An espresso, please! This is the phrase with which many days begin, which surrounds business meetings or meetings with friends and which keeps you company in the afternoons when your eyes don't seem to want to stay open. But espresso could become much more than a way to recharge your batteries thanks to the caffeine it contains. In fact, espresso could become an additional ally against neurodegeneration, including Alzheimer's. This is what emerges from a very recent scientific research that appeared a few days ago in the ACS' Journal of Agricultural and Food Chemistry thanks to the work of an Italian team from the University of Verona (Tira et al, ACS' Journal of Agricultural and Food Chemistry, July 2023).
The coffee ritual is also a lot of health
Until a few years ago, drinking coffee was not seen as a healthy moment. Instead, in recent times and thanks to numerous scientific studies on the subject, coffee has gone from being a voluptuary drink to representing a precious ally for health. In fact, drinking coffee in moderation can help fight type 2 diabetes, metabolic syndrome, some types of cellular degeneration and depression.
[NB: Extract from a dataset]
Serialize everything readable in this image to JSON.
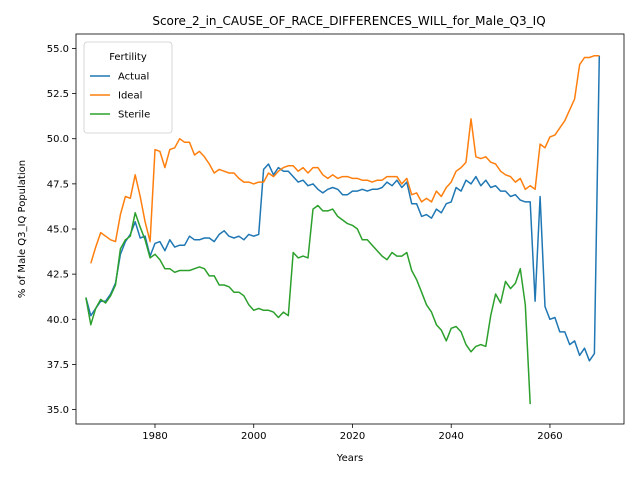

Not only that, coffee contains more than 1000 compounds that are able to counteract the damage of free radicals even in the brain, support memory and prevent neurotoxicity. Hence the idea of trying to demonstrate a possible protective action of coffee, and in particular of espresso, at the level of the brain.
How espresso reduces the risk of neurodegeneration
Scientists have studied the composition of espresso through techniques such as nuclear magnetic resonance spectroscopy.
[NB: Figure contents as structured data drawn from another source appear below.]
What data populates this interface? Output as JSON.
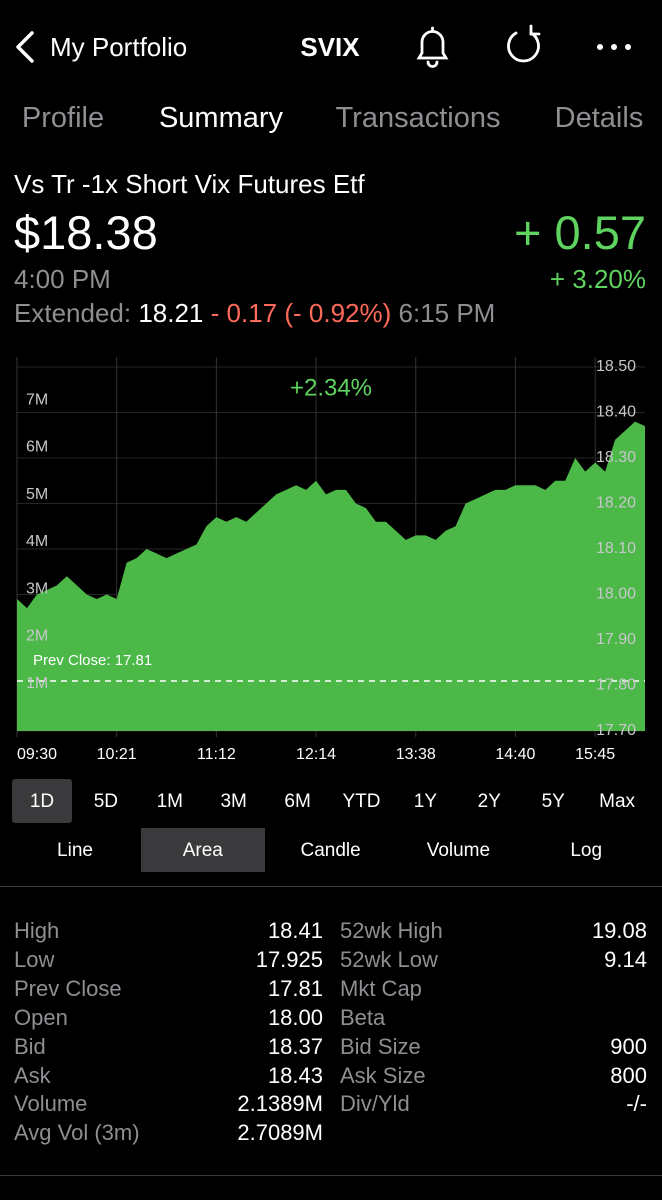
{
  "nav": {
    "back": "My Portfolio",
    "symbol": "SVIX"
  },
  "tabs": [
    "Profile",
    "Summary",
    "Transactions",
    "Details"
  ],
  "active_tab": "Summary",
  "quote": {
    "name": "Vs Tr -1x Short Vix Futures Etf",
    "price": "$18.38",
    "change": "+ 0.57",
    "change_pct": "+ 3.20%",
    "time": "4:00 PM",
    "extended_label": "Extended:",
    "extended_price": "18.21",
    "extended_change": "- 0.17 (- 0.92%)",
    "extended_time": "6:15 PM"
  },
  "chart_data": {
    "type": "area",
    "color": "#4cb848",
    "annotation": "+2.34%",
    "prev_close": 17.81,
    "prev_close_label": "Prev Close: 17.81",
    "categories": [
      "09:30",
      null,
      null,
      null,
      null,
      null,
      null,
      null,
      null,
      null,
      "10:21",
      null,
      null,
      null,
      null,
      null,
      null,
      null,
      null,
      null,
      "11:12",
      null,
      null,
      null,
      null,
      null,
      null,
      null,
      null,
      null,
      "12:14",
      null,
      null,
      null,
      null,
      null,
      null,
      null,
      null,
      null,
      "13:38",
      null,
      null,
      null,
      null,
      null,
      null,
      null,
      null,
      null,
      "14:40",
      null,
      null,
      null,
      null,
      null,
      null,
      null,
      "15:45",
      null,
      null,
      null,
      null,
      null
    ],
    "values": [
      17.99,
      17.97,
      18.0,
      18.01,
      18.02,
      18.04,
      18.02,
      18.0,
      17.99,
      18.0,
      17.99,
      18.07,
      18.08,
      18.1,
      18.09,
      18.08,
      18.09,
      18.1,
      18.11,
      18.15,
      18.17,
      18.16,
      18.17,
      18.16,
      18.18,
      18.2,
      18.22,
      18.23,
      18.24,
      18.23,
      18.25,
      18.22,
      18.23,
      18.23,
      18.2,
      18.19,
      18.16,
      18.16,
      18.14,
      18.12,
      18.13,
      18.13,
      18.12,
      18.14,
      18.15,
      18.2,
      18.21,
      18.22,
      18.23,
      18.23,
      18.24,
      18.24,
      18.24,
      18.23,
      18.25,
      18.25,
      18.3,
      18.27,
      18.29,
      18.27,
      18.34,
      18.36,
      18.38,
      18.37
    ],
    "ylim": [
      17.7,
      18.5
    ],
    "yticks": [
      {
        "value": 17.7,
        "label": "17.70"
      },
      {
        "value": 17.8,
        "label": "17.80"
      },
      {
        "value": 17.9,
        "label": "17.90"
      },
      {
        "value": 18.0,
        "label": "18.00"
      },
      {
        "value": 18.1,
        "label": "18.10"
      },
      {
        "value": 18.2,
        "label": "18.20"
      },
      {
        "value": 18.3,
        "label": "18.30"
      },
      {
        "value": 18.4,
        "label": "18.40"
      },
      {
        "value": 18.5,
        "label": "18.50"
      }
    ],
    "y2lim": [
      0,
      7700000
    ],
    "y2ticks": [
      {
        "value": 1000000,
        "label": "1M"
      },
      {
        "value": 2000000,
        "label": "2M"
      },
      {
        "value": 3000000,
        "label": "3M"
      },
      {
        "value": 4000000,
        "label": "4M"
      },
      {
        "value": 5000000,
        "label": "5M"
      },
      {
        "value": 6000000,
        "label": "6M"
      },
      {
        "value": 7000000,
        "label": "7M"
      }
    ],
    "grid": true
  },
  "ranges": [
    "1D",
    "5D",
    "1M",
    "3M",
    "6M",
    "YTD",
    "1Y",
    "2Y",
    "5Y",
    "Max"
  ],
  "active_range": "1D",
  "chart_types": [
    "Line",
    "Area",
    "Candle",
    "Volume",
    "Log"
  ],
  "active_chart_type": "Area",
  "stats": {
    "rows": [
      [
        "High",
        "18.41",
        "52wk High",
        "19.08"
      ],
      [
        "Low",
        "17.925",
        "52wk Low",
        "9.14"
      ],
      [
        "Prev Close",
        "17.81",
        "Mkt Cap"
      ],
      [
        "Open",
        "18.00",
        "Beta"
      ],
      [
        "Bid",
        "18.37",
        "Bid Size",
        "900"
      ],
      [
        "Ask",
        "18.43",
        "Ask Size",
        "800"
      ],
      [
        "Volume",
        "2.1389M",
        "Div/Yld",
        "-/-"
      ],
      [
        "Avg Vol (3m)",
        "2.7089M"
      ]
    ]
  }
}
Then, the researchers isolated compounds from the espresso that they believed could be considered interesting candidates for a possible neuroprotective action, in particular caffeine, trigonelline, genistein and theobromine. These substances and espresso extracts were then placed in contact with tau proteins for 40 hours. Tau proteins are proteins that, in a healthy brain, help stabilize brain structure. In some circumstances, however, these proteins can form aggregates that are neurotoxic, thus paving the way for degenerative diseases such as Alzheimer's. Well, what has emerged is that caffeine, genistein and coffee extracts have been able to inhibit the formation of tau protein aggregates, or in any case to reduce their size. Even if the size of the tau protein aggregates is reduced, this is a noteworthy result since small aggregates are not toxic to neurons, plus they do not act as a magnet for other tau proteins and for the formation of larger and more harmful aggregates.
The research is just beginning and a lot of work will have to be done, but in the meantime the results are really important and promising, capable of paving the way for future treatments to protect the brain and cognitive functionality. While waiting for science to take its course, we now know that an espresso is good for health, it not only protects the heart and mood but also the brain, helping us to prevent neurotoxic protein aggregates right now. The important thing, however, is also not to overload our coffee with sugar or other sweeteners, which could limit its beneficial effects.